A WRITER, conservation campaigner and daughter of a great English poet has died of cancer aged 71.

Candida Lycett Green, from Uffington, was a journalist and author whose great passion was an appreciation of the beauty of England and its buildings, much like her late father, the former Poet Laureate Sir John Betjeman.

She was hugely influenced by his prose and after his death edited his letters sent from homes in Farnborough, south of Wantage, and Uffington, with many invoking his love for the chalk downlands.

Her love for the countryside had also sprung from a childhood spent around horses and great landscapes in the south of the county.

She once remarked to our sister paper The Oxford Times that her horseback adventures – which stretched for miles around the country and lasted weeks at a time – “affirm my existence like no other way of life can”.

A first battle with cancer in 1999 only served to brighten her outlook. She said: “It is like seeing life in technicolour, having seen it in black and white. Everything is much more wonderful.”

And following her recovery she embarked on a 200-mile ride, on a horse named Bertie.

That took her from Bolton Abbey, near Skipton, North Yorkshire, passing through Wensleydale, Barnard Castle, Stanhope, Hepple to Ingram in Northumberland, raising £125,000 for the Abernethy Cancer Centre in Oxford’s Churchill Hospital in the process.

She wrote a book about the experience, adding to her many works on life in and around the countryside. Candida Rose Betjeman was born in Dublin on September 22, 1942, to parents Sir John Betjeman and Lady Penelope Chetwode.

Her father was a press attache at the British Embassy in the Irish Republic, but the family moved back to the UK in 1943, settling in the Oxfordshire-Berkshire border countryside. Her childhood was spent in Uffington, with her elder brother Paul. As a girl she explored the Berkshire Downs with her mother on horseback or in a cart.

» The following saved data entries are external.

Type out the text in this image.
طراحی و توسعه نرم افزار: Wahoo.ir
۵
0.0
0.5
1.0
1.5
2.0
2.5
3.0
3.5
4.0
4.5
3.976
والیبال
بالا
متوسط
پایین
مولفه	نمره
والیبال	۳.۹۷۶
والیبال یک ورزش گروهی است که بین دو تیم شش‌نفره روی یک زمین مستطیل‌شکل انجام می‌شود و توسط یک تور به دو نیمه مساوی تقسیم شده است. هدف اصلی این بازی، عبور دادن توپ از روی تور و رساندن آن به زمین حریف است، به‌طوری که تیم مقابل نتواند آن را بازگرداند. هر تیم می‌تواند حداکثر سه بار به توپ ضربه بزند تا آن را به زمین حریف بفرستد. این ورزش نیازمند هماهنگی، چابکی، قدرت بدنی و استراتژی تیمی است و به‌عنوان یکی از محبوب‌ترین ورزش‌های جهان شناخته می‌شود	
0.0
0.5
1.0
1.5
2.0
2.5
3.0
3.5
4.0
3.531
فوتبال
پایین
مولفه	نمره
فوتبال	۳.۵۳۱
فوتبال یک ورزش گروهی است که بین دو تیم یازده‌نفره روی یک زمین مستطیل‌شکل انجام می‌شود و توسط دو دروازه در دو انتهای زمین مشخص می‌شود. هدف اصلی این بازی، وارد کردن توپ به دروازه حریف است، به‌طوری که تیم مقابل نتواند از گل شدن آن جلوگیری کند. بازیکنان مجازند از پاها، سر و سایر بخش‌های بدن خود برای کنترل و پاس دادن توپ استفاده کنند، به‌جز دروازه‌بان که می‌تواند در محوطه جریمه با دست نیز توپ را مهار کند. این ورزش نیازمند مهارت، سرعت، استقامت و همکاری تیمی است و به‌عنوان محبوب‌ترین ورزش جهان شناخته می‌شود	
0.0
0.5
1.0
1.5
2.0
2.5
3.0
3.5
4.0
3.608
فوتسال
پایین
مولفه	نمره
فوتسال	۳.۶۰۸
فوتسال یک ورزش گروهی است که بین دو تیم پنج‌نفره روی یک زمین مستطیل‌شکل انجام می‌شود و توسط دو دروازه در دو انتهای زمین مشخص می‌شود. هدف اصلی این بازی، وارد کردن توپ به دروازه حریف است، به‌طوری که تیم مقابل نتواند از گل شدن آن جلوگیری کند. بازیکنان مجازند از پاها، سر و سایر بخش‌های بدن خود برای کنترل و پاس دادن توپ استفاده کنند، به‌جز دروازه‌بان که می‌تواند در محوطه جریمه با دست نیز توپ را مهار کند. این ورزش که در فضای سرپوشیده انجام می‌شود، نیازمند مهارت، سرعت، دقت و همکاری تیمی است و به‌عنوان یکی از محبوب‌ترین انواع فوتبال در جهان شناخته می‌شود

In 1954 she was sent to board at St Mary’s School in Wantage.

Afterwards she moved to Oxford to study sculpture at the technical college, now Oxford Brookes University, and met journalist Richard Ingrams, one of the founders of the satirical magazine Private Eye.

She would join him, Willie Rushton and Andrew Osmond at the Edinburgh Festival in 1961, to sing in the Oxford Revue.

A move to London saw Mrs Lycett Green become a sub-editor at Queen magazine but she also moonlighted at Private Eye, helping to staple the copies together. Queen editor Jocelyn Stevens later found out and sacked her.

In 1962 she met fashion designer Rupert Lycett Green and they married in SS Peter & Paul Church, Wantage, on May 25, 1963.

In 1970 she went to Mexico to cover the World Cup from a woman’s point of view for the Evening Standard.

This was followed by her taking on Private Eye’s Nooks and Corners architectural column, stewarded by her father before her, for which she was the writer Piloti, and she later wrote for The Oldie, which Richard Ingrams founded in 1992, as well as being a contributing editor for Vogue. In 1984 her father died and Mrs Lycett Green took on the daunting task of editing his letters. The task consumed much of the rest of the 1980s.

In 1999 she was diagnosed with breast cancer, with the initial stress made worse by the fact she could not get hold of specialists at first. In 2002 she wryly remarked: “Never ever get cancer in the summer holidays.”

Her book Over the Hills and Far Away, the memoir of her ride from Yorkshire to Northumberland, later included a heartfelt tribute to the staff at the Churchill Hospital in Oxford, who had treated her.

At the end of last year she was diagnosed with inoperable pancreatic cancer. She died on August 19. She is survived by her husband and their children, daughters Lucy, Imogen and Endellion, and sons David and John.